Hardly anyone will admit to being addicted to “quantity” at the expense of quality. Yet, it’s quite clear when taking a look around that there are many instances in which academic life is less pleasant than it ought to be, because someone, somewhere took on too much (and is now a nuisance to everyone else).

Since, collectively, as academics, we are apparently not very skilled at judging when we’re doing a good job, I thought I’d put up some indicators that we might treat as warning signals. If these things are going well, it means we’re probably working within our zone of meaningful productivity; if they are going badly, it might be a sign that we’re compromising the quality of our work. So, we might ask ourselves:
  • Are products of your work routinely well received by your colleagues?
  • Are the people you work with generally happy with your contributions?
  • Are you able to attend meetings you planned or do you frequently cancel them?
  • Do you generally respond to all emails within a few days?
  • Do you provide timely, quality input on papers you are a co-author on?
  • If someone asked your students to confidentially report on the quality of your supervision, would they praise you or criticize you?
  • Do your papers show consistent messages, or an evolution of your thinking - or are they mixed messages bouncing back and forth, depending on the paper?
  • Do you stop to talk to the people around you, or just rush past them?
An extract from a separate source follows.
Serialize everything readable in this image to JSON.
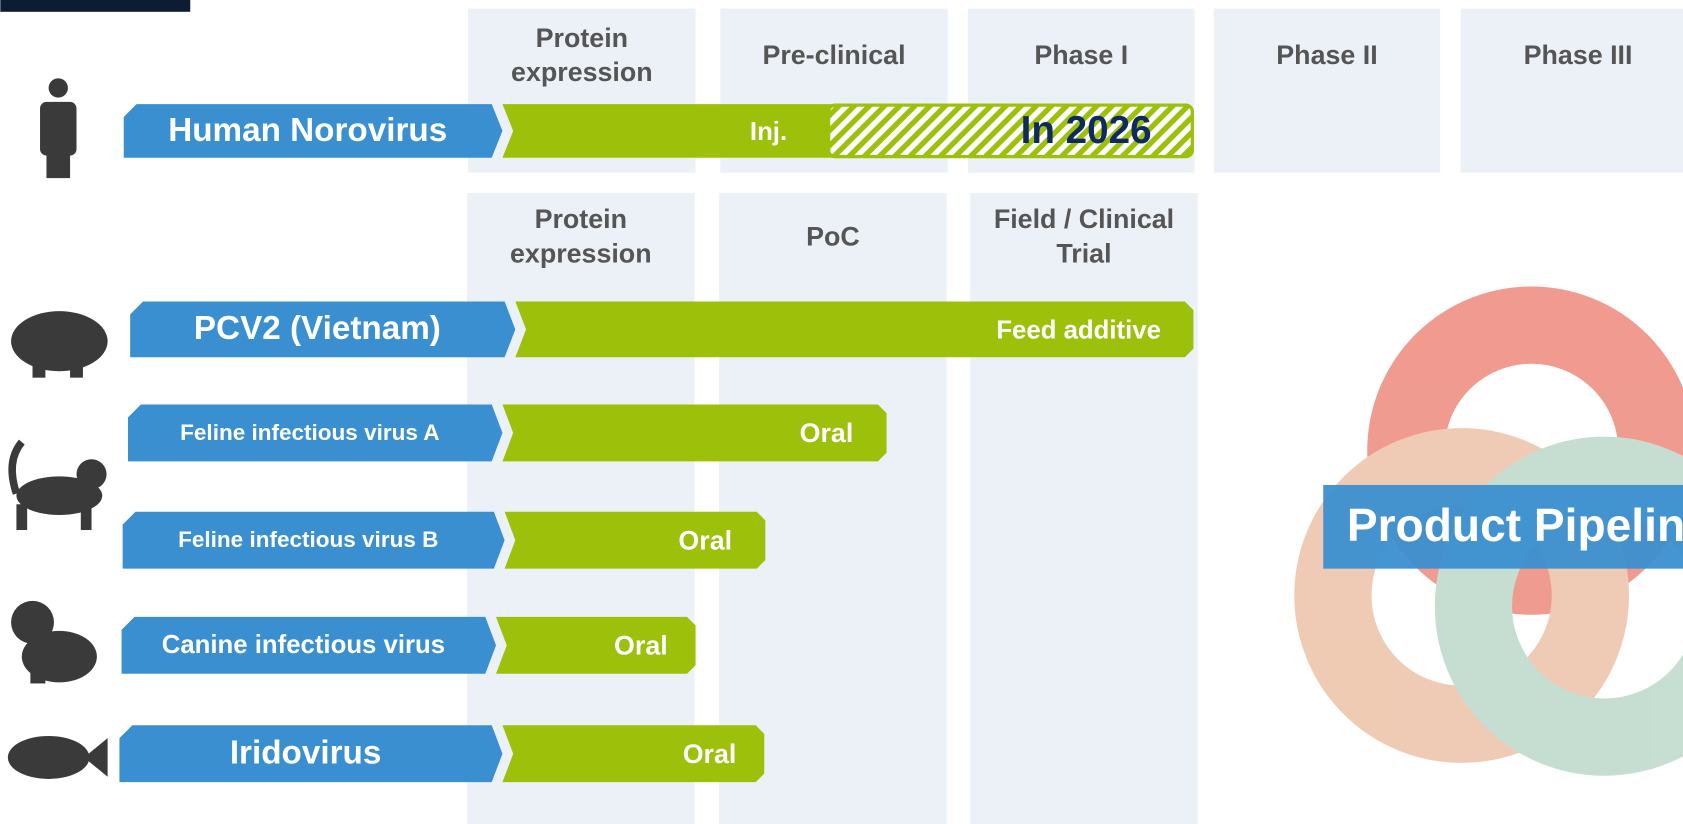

  • Do you find time to read and think about what you read? (Or do you just read the titles of papers, their abstracts, or tweets about them?)
How we do with respect to these questions might be something we ask ourselves, or we might ask colleagues to tell us if we’re not doing a good job on these things. To me, quality is about focus, about knowing what’s important, and about delivering what we commit to - it’s about being meaningfully productive, not just busy.